Tesco has launched a bond that is linked to the company’s commitment to reduce greenhouse gas emissions.
The €750m bond with a 0.375% coupon offers an 8.5-year maturity and is the first bond of its kind to be issued by a retailer. It is an important step in setting tangible incentives for our environmental and social performance and follows the announcement in October 2020, that Tesco established a £2.5bn revolving credit facility, with interest linked to the achievement of three ambitious environmental targets.
The bond is aligned to an agreed Sustainability Performance Target (SPT) of reducing Scope 1 and 2 Group Greenhouse Gas (GHG) Emissions by 60% by 2025 against Tesco’s 2015 Baseline.
Tesco has so far achieved a 50% reduction in Group GHG emissions against a 2015 baseline as well as sourcing 97% of electricity from renewable sources. In November 2020, it announced a partnership with Low Carbon to create three new solar farms and introduced a new fleet of electric delivery vehicles in London as part of a plan to go fully electric by 2030.
The bond will be aligned to Tesco’s newly introduced Sustainability-Bond Framework, which follows the ICMA Sustainability-Linked Bond principles, and has been independently assessed by Sustainalytics.

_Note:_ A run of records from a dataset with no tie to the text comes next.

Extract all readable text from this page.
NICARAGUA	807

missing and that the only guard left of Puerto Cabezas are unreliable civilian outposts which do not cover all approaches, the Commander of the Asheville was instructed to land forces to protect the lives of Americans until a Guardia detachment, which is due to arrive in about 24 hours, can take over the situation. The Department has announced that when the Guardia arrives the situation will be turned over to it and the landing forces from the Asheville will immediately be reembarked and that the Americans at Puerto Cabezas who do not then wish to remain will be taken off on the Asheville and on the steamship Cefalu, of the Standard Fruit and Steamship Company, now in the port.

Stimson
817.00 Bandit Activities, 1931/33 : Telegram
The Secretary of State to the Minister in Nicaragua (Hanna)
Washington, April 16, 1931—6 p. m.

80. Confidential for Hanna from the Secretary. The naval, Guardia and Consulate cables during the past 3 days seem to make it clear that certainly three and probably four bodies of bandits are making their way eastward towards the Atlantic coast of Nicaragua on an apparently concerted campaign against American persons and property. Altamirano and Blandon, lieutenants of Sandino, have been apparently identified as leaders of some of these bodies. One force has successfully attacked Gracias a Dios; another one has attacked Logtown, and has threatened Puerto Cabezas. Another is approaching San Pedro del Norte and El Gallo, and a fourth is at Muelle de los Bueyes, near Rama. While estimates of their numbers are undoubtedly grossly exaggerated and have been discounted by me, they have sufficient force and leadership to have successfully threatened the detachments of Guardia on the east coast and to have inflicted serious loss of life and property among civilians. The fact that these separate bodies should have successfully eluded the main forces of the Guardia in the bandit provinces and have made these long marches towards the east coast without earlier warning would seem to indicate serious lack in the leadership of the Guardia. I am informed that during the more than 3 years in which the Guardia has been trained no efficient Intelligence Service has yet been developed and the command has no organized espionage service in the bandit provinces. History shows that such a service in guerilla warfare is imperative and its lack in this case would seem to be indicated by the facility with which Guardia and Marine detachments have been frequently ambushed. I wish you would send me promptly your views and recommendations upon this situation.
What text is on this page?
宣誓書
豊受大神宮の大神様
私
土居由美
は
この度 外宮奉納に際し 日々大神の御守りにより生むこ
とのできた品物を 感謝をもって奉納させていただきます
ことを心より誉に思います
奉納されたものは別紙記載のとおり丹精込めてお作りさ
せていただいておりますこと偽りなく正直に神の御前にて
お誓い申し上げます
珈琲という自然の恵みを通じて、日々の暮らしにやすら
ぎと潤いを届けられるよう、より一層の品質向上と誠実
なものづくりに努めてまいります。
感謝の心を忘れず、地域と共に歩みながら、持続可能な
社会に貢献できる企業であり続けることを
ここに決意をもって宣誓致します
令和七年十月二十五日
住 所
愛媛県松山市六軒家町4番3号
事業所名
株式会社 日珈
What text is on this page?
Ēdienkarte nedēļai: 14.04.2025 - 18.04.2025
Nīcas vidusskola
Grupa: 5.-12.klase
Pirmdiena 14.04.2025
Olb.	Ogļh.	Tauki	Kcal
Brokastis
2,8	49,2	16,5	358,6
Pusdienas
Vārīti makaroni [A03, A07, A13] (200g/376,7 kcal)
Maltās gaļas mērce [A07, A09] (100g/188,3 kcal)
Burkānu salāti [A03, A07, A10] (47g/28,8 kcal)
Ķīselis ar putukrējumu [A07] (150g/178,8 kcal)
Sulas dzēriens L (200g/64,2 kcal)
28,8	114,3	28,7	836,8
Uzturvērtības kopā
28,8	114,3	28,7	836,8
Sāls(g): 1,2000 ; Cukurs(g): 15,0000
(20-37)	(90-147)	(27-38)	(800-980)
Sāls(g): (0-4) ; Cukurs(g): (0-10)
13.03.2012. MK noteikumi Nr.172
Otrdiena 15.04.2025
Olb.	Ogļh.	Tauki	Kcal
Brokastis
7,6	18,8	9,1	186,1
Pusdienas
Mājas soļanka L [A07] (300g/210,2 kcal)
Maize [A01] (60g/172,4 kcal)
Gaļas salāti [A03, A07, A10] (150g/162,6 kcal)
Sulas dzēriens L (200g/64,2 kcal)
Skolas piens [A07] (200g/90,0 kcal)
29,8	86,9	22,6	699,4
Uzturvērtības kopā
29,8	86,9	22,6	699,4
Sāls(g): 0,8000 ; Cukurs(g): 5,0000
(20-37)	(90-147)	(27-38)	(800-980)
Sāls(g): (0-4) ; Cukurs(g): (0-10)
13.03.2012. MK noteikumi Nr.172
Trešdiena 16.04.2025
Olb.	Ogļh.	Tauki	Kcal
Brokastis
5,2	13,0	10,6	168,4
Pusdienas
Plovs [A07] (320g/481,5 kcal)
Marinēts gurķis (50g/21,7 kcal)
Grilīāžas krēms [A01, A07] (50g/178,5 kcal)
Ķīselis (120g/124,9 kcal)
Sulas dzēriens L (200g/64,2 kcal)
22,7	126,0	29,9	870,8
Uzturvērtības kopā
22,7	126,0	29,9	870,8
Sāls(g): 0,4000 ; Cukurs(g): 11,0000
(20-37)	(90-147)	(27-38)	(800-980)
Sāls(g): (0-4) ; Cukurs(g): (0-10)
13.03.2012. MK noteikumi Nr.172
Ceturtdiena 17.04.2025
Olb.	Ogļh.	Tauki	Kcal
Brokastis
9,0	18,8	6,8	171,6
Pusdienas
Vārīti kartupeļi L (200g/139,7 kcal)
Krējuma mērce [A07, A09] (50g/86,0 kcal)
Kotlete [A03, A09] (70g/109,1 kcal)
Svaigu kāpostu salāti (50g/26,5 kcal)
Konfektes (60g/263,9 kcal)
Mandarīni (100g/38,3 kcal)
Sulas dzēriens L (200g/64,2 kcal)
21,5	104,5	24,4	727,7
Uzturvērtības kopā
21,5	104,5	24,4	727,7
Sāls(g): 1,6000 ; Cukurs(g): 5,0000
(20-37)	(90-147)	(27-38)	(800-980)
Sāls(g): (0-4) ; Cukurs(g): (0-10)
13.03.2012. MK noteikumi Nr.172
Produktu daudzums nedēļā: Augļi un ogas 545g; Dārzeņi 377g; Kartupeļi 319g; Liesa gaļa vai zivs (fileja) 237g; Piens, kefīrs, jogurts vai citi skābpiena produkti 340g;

Alan Stewart, CFO, Tesco said, “I’m delighted that we have issued our first sustainability-linked bond. Linking our financial strategy to our long-term commitment to tackle sustainability is an important step in ensuring that this commitment is embedded across all our business operations and ensures we are driving continuous improvement. We are proud to be making good progress on our journey to be a net zero carbon business in the UK by 2035 and for the entire Group by 2050.”